Sunday, May 22, 2011

Tell, Don’t Show?


“Show don’t tell” is one of the most common bits of advice I come across when I read about writing. I’ve always thought of it as good advice, although I do find it hard to do

Recently I started to wonder if it is the way to go in a film script. Could it be better to “tell, don’t show” in a script?

In the past, when I wrote the action descriptions I tried, not always successfully, to describe what the character does and not how he feels. That is: “show, don’t tell.”

For example, this is a bit of action from my detective script.

Robert eyes widen as he looks at the image on his video camera. He looks up at the image of John Smith on the TV. As he glances at the squalor he lives in, his face breaks out in a sly grin.

I have described what he does and leave it to the reader to interpret how the character feels and what he thinks. This is what I used to think of as the right way.

Robert is surprised as he recognizes that the man on his video recording is the same person as the John Smith on TV. He is happy as realizes that he can get rich from blackmail and escape the poverty he lives in.

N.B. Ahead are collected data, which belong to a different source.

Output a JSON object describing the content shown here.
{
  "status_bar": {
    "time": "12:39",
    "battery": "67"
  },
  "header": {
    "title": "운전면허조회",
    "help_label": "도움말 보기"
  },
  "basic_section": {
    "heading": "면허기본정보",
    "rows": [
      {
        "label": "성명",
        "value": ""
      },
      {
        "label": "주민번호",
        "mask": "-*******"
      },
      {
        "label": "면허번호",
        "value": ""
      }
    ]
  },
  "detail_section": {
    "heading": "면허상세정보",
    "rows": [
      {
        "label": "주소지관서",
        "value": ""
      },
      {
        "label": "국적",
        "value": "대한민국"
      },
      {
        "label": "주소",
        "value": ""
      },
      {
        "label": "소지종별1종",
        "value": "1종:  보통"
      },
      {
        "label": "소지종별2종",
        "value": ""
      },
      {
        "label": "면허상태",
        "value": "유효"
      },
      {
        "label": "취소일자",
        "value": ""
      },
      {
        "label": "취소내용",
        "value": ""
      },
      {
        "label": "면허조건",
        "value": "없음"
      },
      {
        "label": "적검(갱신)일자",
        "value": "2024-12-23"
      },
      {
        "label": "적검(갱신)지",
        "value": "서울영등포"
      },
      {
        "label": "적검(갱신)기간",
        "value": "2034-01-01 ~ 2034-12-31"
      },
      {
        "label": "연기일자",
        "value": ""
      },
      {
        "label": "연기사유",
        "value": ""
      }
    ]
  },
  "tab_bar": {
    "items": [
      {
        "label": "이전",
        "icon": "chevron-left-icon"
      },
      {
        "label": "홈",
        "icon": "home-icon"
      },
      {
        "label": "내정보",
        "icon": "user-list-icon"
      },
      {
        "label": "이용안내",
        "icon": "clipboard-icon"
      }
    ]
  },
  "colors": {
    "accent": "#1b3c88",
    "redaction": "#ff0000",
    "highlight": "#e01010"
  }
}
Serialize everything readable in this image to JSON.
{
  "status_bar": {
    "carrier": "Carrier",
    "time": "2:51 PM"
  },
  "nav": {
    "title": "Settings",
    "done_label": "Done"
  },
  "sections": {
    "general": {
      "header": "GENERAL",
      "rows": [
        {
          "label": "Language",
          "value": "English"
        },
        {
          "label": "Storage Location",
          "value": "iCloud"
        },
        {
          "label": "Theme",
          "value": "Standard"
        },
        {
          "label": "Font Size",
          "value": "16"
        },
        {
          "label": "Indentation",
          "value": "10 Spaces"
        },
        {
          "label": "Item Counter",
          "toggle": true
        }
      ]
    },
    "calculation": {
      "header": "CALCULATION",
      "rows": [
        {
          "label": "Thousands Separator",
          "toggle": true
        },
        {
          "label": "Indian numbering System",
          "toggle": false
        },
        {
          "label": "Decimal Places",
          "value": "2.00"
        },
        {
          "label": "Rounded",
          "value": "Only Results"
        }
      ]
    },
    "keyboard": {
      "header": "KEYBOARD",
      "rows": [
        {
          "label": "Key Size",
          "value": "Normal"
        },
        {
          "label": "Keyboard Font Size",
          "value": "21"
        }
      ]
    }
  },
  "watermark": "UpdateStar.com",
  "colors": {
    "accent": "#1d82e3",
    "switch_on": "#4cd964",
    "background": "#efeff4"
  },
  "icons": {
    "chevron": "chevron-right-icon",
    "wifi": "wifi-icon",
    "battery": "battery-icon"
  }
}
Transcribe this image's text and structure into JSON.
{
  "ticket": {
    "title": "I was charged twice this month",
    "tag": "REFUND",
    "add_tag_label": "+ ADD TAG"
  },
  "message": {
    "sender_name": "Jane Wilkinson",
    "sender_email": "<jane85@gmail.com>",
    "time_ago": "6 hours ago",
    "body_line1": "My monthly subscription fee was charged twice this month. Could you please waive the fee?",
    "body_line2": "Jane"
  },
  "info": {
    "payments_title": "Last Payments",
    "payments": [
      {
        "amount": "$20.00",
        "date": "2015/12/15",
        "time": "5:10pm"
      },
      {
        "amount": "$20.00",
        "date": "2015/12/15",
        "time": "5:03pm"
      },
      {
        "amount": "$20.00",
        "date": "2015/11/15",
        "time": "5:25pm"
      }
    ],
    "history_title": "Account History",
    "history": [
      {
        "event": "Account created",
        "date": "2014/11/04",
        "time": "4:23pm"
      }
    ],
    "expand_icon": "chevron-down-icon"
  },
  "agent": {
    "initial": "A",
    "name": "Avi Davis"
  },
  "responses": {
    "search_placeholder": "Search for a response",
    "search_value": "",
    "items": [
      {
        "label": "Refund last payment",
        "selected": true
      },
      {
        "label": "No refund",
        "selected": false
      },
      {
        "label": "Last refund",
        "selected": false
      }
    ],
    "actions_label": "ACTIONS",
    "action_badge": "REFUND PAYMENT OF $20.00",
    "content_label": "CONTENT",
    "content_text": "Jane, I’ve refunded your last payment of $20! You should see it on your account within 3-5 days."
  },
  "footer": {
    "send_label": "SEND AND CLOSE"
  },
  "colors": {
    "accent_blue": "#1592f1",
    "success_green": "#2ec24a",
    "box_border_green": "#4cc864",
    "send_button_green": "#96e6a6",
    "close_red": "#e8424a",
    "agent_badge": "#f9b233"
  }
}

This would be considered bad writing, well worse writing than what I originally wrote.

Who is the audience for a script? In my article How to Write a Feature Movie Script Part 1: What is a movie script anyway? I suggested that a script is the plan for the movie. The director and the actors will take it as a suggestion as they create the movie. You might say that a character smiles, but they may choose a different way to express the character’s emotions and thoughts.

The “show, don’t tell” style provides details that the director and actors don’t need and forces them to guess at what the character feels and thinks. The “tell, don’t show” style tells them what the character feels and thinks and allows the director and actors to choose how to “show” those emotions and thoughts in the movie.

Another audience for a script is the script readers who review scripts for producers. Since they can make the difference between a rejection and a sale, you want them to like your script. I suspect that they are more likely to be turned off by a “tell, don’t show” style of writing.

I guess the right answer would be “it depends.”